Granite Falls drivers are going to lose their primary route to Highway 9 several times this summer to make sure that migrating fish have better access to spawning grounds.

Washington is under a federal court order to restore fish habitat that is blocked by roads, and for the last few years the state has been replacing blocked or impassable culverts to be in compliance. The state has replaced more than 300 of these culverts. It’s estimated this federal ruling will cost the state more than $2 billion by 2030.

The latest culvert to be replaced is blocking the Little Pilchuck Creek, between Lake Stevens and Granite Falls, under SR 92.

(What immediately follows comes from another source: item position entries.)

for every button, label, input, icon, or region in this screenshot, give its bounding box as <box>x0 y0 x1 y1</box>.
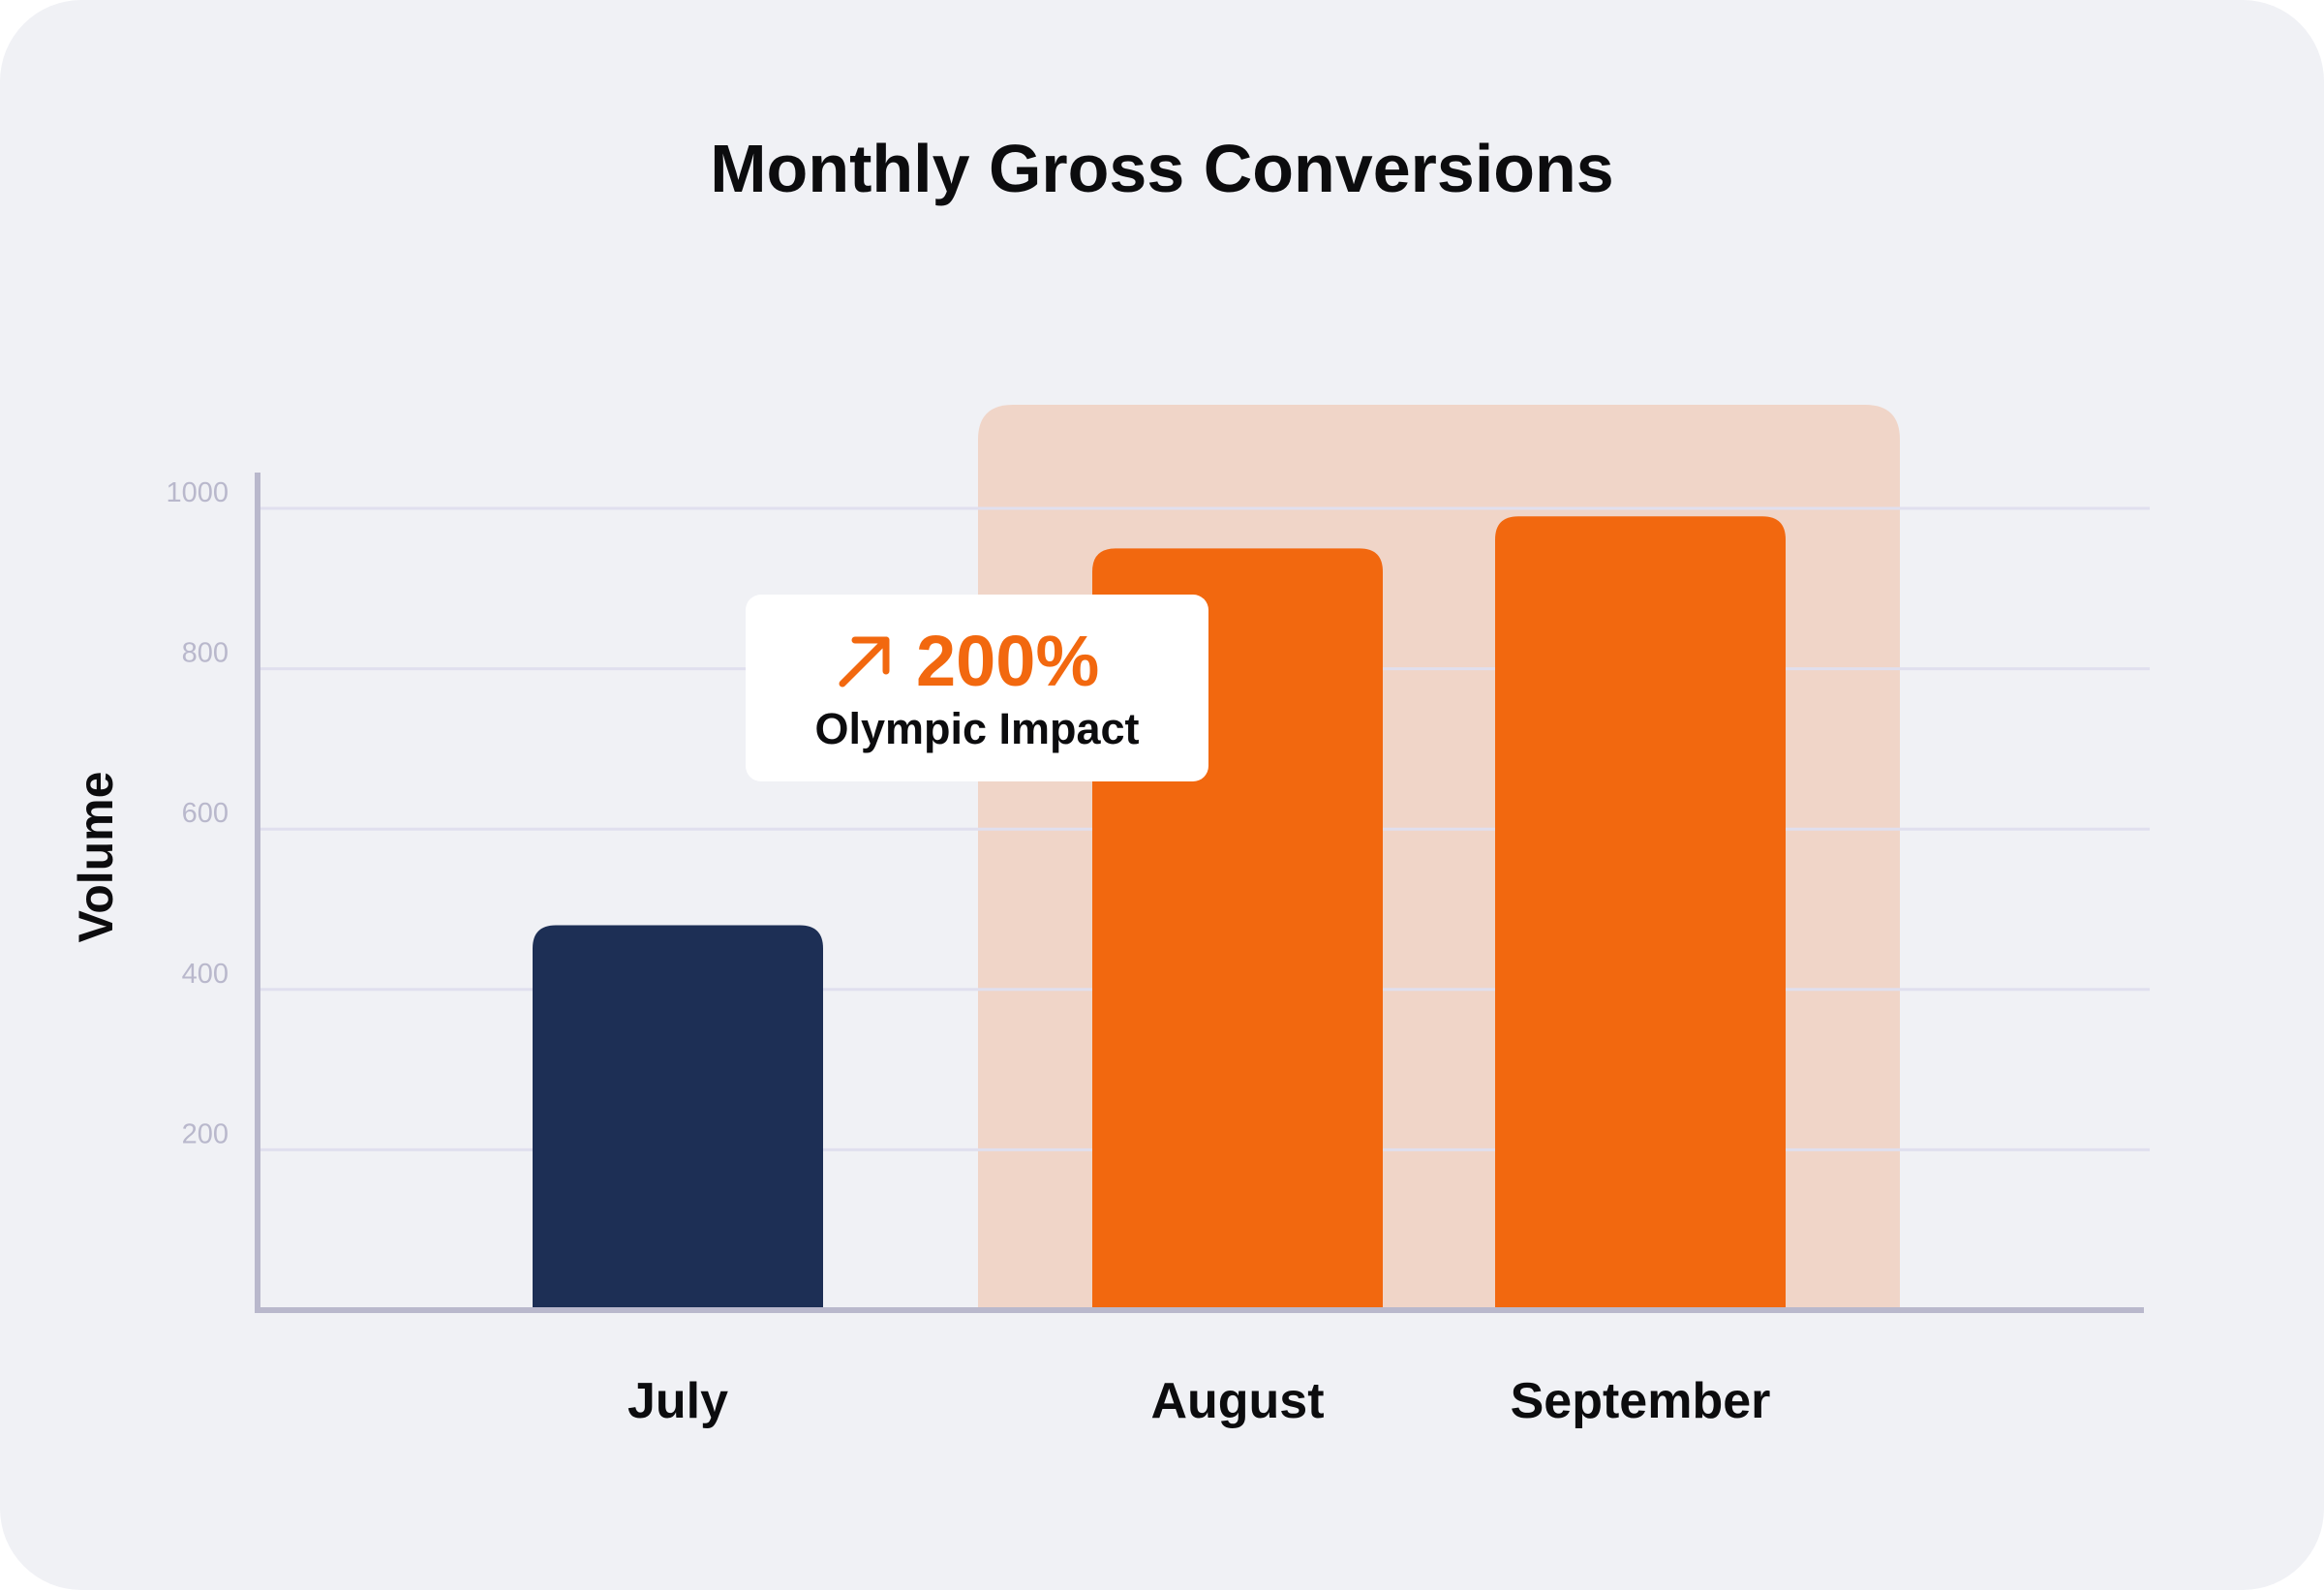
x-tick-label: July <box>627 1373 728 1429</box>
arrow-up-right-icon <box>839 636 890 688</box>
y-ticks: 200 400 600 800 1000 <box>166 477 229 1149</box>
x-tick-label: August <box>1150 1373 1324 1429</box>
bar-september <box>1495 516 1786 1310</box>
chart-title: Monthly Gross Conversions <box>710 131 1613 206</box>
y-tick-label: 400 <box>182 959 229 990</box>
y-tick-label: 200 <box>182 1118 229 1149</box>
y-tick-label: 1000 <box>166 477 229 508</box>
annotation-label: Olympic Impact <box>814 704 1139 753</box>
annotation-callout: 200% Olympic Impact <box>746 595 1208 781</box>
annotation-value: 200% <box>916 621 1099 701</box>
y-tick-label: 800 <box>182 638 229 669</box>
y-axis-label: Volume <box>69 772 123 943</box>
y-tick-label: 600 <box>182 798 229 829</box>
x-tick-labels: July August September <box>627 1373 1770 1429</box>
bar-july <box>533 925 823 1310</box>
x-tick-label: September <box>1511 1373 1771 1429</box>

The closure is right at the intersection of SR 92 and Machias Road. Frances Fedoriska with the Washington State Department of Transportation said crews will need to close the road for two weekends and then for a 13-day stretch later this summer. The first weekend closure starts Friday, June 8.

“They (drivers) won’t be able to take 92 to get from Lake Stevens to Granite Falls and vice versa,” Fedoriska said.  “We do have some relatively small detour routes.”

There are two detour routes; one for cars and one for trucks.

“We’re sending the larger haulers and commercial trucks to SR 9 and 84th Street because we don’t want 16-wheelers heading through (the neighborhoods),” Fedoriska said.  “Small cars and light trucks will be able to take 44th and 139th.”

This is a complicated culvert replacement that includes moving dirt and re-routing Little Pilchuck Creek. That’s why it is going to take so long to complete.

“The first two weekend closures are just to stabilize the hillside to make sure everything is in ready-form for all the work that we’re going to be doing,” Fedeoriska said.  “We’re disrupting a lot of real estate to make this new culvert happen.”

The current 6-foot by 12-foot culvert will be replaced with 60-foot span over a newly built creek bed. It should reduce the water level and make it easier for juvenile fish to get through.

“We’re going to have to re-direct the creek,” she said.  “It’s going to be wider.  It’s going to flow more slowly.  It’s going to really help the environmental issues.  Then we’re going to dam up the existing culvert.  We’re going to put a nice, new structure over the wider creek bed and then put the road back on top of it.”

The state said this new culvert will give fish access to about 30 miles of habitat.

The second weekend closure will be June 15-17.

The date for the final 13-day closure hasn’t been finalized, but it will be done after July 1 and before the start of the school year. The project costs $6 million.